Dans cet extrait de ses essais populaires Lettres d'un agriculteur, publié dans 1768, John Dickinson commente la constitutionnalité de la Devoirs de Townshend:

«Il y a une autre loi tardive du Parlement, qui me paraît inconstitutionnelle et aussi destructrice pour la liberté de ces colonies, comme celle mentionnée dans ma dernière lettre - c'est la loi d'octroi des droits sur le papier, le verre, etc. [la loi Townshend].

Le Parlement possède incontestablement le pouvoir légal de réglementer le commerce de la Grande-Bretagne et de toutes ses colonies. Une telle autorité est essentielle aux relations entre une mère patrie et ses colonies ; et nécessaire au bien commun de tous. Lui, qui considère ces provinces comme des États distincts de l'empire britannique, a des notions très étroites de la justice et de leurs intérêts. Nous ne sommes que des parties d'un tout ; et par conséquent il doit exister un pouvoir quelque part pour présider et préserver la connexion dans l'ordre voulu. Ce pouvoir est déposé au Parlement ; et nous sommes autant dépendants de la Grande-Bretagne qu'un peuple parfaitement libre peut l'être d'un autre.

Ces colonies ont besoin de beaucoup de choses pour leur usage, ce que les lois de la Grande-Bretagne leur interdisent de trouver ailleurs que chez elle. Tels que le papier et le verre. Le fait que nous puissions être légalement tenus de payer tous les droits généraux sur ces produits relatifs à la réglementation du commerce est accordé.

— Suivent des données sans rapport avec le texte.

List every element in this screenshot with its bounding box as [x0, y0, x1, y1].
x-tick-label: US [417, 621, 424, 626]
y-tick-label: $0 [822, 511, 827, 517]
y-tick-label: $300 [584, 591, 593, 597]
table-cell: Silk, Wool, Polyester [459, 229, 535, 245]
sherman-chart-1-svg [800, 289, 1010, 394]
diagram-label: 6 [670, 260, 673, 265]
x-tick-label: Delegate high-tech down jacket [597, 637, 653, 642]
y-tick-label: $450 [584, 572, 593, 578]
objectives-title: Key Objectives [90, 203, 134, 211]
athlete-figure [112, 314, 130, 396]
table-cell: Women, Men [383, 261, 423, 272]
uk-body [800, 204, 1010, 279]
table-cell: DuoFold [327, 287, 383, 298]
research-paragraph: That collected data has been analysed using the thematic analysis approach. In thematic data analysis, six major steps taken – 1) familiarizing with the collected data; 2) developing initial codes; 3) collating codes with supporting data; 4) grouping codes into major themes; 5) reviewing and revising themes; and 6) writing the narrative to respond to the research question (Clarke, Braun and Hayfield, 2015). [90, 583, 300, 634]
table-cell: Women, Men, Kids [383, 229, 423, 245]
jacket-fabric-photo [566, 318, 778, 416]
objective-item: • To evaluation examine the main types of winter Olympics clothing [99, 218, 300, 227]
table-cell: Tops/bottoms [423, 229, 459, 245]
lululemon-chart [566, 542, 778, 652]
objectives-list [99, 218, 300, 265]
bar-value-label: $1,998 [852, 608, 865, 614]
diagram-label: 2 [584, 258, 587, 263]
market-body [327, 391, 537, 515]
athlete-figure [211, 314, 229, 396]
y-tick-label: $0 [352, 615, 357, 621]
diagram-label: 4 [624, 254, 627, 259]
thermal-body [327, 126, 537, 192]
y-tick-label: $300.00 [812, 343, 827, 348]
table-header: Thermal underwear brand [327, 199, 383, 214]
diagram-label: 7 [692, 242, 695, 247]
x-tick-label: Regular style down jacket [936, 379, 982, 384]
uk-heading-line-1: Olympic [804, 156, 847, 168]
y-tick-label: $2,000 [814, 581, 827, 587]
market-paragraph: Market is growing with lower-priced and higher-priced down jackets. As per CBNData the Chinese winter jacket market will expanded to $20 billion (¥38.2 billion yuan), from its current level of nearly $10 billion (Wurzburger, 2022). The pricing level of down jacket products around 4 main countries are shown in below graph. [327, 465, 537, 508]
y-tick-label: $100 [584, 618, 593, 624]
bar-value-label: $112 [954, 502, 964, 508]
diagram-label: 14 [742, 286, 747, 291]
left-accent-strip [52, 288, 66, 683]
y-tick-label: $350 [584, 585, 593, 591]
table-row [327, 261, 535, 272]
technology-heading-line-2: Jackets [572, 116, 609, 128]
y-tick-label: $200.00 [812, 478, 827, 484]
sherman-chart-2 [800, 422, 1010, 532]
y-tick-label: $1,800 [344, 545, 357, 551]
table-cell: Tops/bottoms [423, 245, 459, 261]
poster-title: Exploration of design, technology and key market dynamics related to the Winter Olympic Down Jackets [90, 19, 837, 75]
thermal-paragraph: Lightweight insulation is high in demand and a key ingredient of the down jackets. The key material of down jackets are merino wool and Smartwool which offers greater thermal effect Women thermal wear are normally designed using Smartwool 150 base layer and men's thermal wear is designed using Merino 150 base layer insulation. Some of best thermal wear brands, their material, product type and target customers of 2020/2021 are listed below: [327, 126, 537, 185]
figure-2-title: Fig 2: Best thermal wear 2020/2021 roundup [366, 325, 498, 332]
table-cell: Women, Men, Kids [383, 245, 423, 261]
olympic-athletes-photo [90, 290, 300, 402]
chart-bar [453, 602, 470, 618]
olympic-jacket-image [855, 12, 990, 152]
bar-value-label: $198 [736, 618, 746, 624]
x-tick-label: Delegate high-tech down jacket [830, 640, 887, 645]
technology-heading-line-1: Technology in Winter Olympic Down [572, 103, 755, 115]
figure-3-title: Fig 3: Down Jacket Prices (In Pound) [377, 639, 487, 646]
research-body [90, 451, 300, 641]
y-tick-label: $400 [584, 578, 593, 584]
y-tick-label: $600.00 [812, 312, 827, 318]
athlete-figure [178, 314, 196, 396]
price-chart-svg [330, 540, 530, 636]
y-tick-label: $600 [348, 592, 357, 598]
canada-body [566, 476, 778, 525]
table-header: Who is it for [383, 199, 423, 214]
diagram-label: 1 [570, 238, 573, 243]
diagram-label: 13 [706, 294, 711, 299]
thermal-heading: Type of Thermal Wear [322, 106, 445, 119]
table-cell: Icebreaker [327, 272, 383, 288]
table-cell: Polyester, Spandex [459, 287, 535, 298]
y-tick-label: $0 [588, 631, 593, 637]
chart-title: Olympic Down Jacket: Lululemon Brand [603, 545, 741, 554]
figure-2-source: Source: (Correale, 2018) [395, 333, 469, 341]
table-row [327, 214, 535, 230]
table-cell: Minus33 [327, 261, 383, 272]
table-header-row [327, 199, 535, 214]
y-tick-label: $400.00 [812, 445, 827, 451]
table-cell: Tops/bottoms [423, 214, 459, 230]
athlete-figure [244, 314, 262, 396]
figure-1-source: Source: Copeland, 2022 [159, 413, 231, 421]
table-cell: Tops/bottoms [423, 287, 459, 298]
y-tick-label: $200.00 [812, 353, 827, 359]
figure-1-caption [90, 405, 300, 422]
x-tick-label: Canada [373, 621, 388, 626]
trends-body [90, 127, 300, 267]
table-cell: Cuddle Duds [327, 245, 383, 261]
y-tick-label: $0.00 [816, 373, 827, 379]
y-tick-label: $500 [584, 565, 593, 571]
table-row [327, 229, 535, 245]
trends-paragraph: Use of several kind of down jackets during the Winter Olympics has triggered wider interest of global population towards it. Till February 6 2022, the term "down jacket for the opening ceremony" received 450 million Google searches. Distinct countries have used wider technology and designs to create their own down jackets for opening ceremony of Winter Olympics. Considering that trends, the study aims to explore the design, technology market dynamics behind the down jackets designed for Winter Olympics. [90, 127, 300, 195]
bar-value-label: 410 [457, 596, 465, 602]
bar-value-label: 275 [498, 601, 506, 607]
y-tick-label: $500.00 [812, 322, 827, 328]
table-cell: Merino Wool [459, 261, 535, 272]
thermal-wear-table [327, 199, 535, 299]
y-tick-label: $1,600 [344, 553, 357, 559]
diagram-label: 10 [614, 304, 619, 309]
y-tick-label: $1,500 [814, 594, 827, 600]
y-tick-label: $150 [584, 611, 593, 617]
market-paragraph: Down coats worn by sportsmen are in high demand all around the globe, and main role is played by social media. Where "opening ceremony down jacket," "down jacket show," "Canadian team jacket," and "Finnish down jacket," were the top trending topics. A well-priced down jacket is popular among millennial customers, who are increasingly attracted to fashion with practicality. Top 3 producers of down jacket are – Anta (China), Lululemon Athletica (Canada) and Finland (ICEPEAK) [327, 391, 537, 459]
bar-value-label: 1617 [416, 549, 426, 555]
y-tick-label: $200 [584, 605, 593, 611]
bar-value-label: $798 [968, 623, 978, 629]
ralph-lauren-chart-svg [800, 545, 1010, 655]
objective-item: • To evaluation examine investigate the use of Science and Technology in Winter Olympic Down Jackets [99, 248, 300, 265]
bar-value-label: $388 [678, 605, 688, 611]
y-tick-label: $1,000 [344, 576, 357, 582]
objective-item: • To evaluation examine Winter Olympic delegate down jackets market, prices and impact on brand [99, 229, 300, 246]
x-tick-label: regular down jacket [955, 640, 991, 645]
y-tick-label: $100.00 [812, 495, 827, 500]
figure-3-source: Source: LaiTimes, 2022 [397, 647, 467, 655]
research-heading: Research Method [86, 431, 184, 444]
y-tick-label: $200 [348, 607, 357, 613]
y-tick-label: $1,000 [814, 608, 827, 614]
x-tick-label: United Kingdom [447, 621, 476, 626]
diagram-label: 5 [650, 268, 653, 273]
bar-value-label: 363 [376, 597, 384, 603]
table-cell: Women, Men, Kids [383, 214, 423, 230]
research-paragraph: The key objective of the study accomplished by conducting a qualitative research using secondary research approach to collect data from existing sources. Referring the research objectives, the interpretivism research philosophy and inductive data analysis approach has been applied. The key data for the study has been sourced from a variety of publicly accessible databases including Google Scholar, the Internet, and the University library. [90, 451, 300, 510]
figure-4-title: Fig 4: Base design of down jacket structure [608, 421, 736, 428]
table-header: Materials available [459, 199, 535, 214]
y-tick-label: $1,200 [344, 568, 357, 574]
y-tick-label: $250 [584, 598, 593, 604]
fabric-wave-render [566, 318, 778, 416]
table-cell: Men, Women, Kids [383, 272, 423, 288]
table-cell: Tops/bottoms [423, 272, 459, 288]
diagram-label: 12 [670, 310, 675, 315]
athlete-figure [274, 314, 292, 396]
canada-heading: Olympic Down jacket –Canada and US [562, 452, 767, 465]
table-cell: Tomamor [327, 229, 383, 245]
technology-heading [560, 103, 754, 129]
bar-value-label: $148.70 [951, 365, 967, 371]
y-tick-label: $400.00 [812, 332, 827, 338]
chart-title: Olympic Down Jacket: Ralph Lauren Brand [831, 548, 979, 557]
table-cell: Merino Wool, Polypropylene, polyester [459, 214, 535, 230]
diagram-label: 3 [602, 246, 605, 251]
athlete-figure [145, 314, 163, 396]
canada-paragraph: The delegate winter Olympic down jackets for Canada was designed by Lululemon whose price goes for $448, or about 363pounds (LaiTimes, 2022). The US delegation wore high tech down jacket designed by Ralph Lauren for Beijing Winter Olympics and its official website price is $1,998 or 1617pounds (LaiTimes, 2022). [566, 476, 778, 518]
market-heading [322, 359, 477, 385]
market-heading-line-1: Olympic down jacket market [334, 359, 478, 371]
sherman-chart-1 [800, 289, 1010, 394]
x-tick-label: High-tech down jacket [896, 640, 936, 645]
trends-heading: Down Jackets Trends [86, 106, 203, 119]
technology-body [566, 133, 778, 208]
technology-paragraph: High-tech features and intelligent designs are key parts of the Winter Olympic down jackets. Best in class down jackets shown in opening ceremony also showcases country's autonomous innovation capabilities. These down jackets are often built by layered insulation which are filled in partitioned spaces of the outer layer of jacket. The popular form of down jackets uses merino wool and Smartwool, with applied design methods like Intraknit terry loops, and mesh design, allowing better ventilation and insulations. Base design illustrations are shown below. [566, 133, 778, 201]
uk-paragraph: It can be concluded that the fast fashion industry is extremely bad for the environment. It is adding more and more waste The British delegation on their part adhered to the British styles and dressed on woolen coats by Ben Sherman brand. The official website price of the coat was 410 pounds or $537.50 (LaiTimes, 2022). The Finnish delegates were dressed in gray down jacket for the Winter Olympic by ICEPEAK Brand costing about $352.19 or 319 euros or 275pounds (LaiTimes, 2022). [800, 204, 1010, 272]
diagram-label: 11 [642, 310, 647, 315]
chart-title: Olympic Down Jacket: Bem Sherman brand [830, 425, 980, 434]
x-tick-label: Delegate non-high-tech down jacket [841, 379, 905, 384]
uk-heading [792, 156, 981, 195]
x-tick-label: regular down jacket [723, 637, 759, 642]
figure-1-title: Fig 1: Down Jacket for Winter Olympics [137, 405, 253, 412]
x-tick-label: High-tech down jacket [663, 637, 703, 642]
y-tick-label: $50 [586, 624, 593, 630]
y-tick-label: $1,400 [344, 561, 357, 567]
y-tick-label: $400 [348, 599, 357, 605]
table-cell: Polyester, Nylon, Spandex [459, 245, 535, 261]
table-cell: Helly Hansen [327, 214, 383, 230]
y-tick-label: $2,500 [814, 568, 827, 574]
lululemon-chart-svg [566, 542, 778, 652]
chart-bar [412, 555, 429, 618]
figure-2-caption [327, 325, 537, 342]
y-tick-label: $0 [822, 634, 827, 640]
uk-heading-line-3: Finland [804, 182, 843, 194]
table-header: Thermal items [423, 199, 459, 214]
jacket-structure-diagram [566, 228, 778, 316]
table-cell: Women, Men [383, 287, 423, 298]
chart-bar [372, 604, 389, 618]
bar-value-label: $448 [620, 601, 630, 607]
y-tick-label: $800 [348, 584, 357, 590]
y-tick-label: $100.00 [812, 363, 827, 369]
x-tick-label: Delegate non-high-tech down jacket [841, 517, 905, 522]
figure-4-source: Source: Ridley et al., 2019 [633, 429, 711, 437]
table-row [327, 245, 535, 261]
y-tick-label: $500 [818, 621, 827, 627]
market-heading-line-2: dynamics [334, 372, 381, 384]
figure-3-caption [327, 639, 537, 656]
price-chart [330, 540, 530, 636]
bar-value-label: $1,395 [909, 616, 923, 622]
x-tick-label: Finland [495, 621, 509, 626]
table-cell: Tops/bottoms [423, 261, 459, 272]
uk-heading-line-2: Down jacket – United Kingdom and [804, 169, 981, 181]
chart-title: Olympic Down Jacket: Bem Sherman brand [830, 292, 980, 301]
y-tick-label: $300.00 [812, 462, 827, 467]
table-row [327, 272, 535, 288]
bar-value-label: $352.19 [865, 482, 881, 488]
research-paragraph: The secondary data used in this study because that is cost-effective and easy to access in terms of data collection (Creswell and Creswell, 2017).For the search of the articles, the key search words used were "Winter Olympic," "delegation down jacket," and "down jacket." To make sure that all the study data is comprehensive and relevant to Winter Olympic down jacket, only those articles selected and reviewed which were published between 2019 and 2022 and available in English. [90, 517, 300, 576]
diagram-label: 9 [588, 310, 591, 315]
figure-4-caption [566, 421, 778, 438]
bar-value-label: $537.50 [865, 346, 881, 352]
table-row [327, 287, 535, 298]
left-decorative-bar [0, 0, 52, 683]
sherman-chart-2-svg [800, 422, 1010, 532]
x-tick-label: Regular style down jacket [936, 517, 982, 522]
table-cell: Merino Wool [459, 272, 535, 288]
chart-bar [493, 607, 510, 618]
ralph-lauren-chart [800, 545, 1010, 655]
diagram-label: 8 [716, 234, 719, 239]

Mais les lois nous obligent à prélever sur la Grande-Bretagne tout droit particulier imposé lors de leur exportation uniquement dans le seul but de générer des revenus pour nous, ce sont autant d'impôts que ceux imposés par le Stamp Act. .

Certains diront peut-être que cet acte ne nous impose aucune nécessité de payer les droits imposés, parce que nous pouvons fabriquer nous-mêmes les articles sur lesquels ils sont imposés ; ce continent est un pays de planteurs, d'agriculteurs et de pêcheurs ; pas des fabricants. La difficulté d'établir des manufactures particulières dans un tel pays est presque insurmontable. La Grande-Bretagne a interdit la fabrication du fer et de l'acier dans ces colonies, sans qu'aucune objection ne soit faite à son droit de le faire. Cette autorité, dira-t-elle, est fondée sur l'intention originelle d'établir ces colonies ; c'est-à-dire que nous fabriquerions pour eux et qu'ils lui fourniraient des matériaux.

Ici donc, mes chers compatriotes, réveillez-vous et voyez la ruine qui pèse sur vos têtes. Si vous admettez une fois que la Grande-Bretagne peut imposer des droits sur ses exportations vers nous, dans le seul but de nous prélever de l'argent, elle n'aura alors rien d'autre à faire que d'imposer ces droits sur les articles qu'elle nous interdit de fabriquer. – et la tragédie de la liberté américaine est terminée.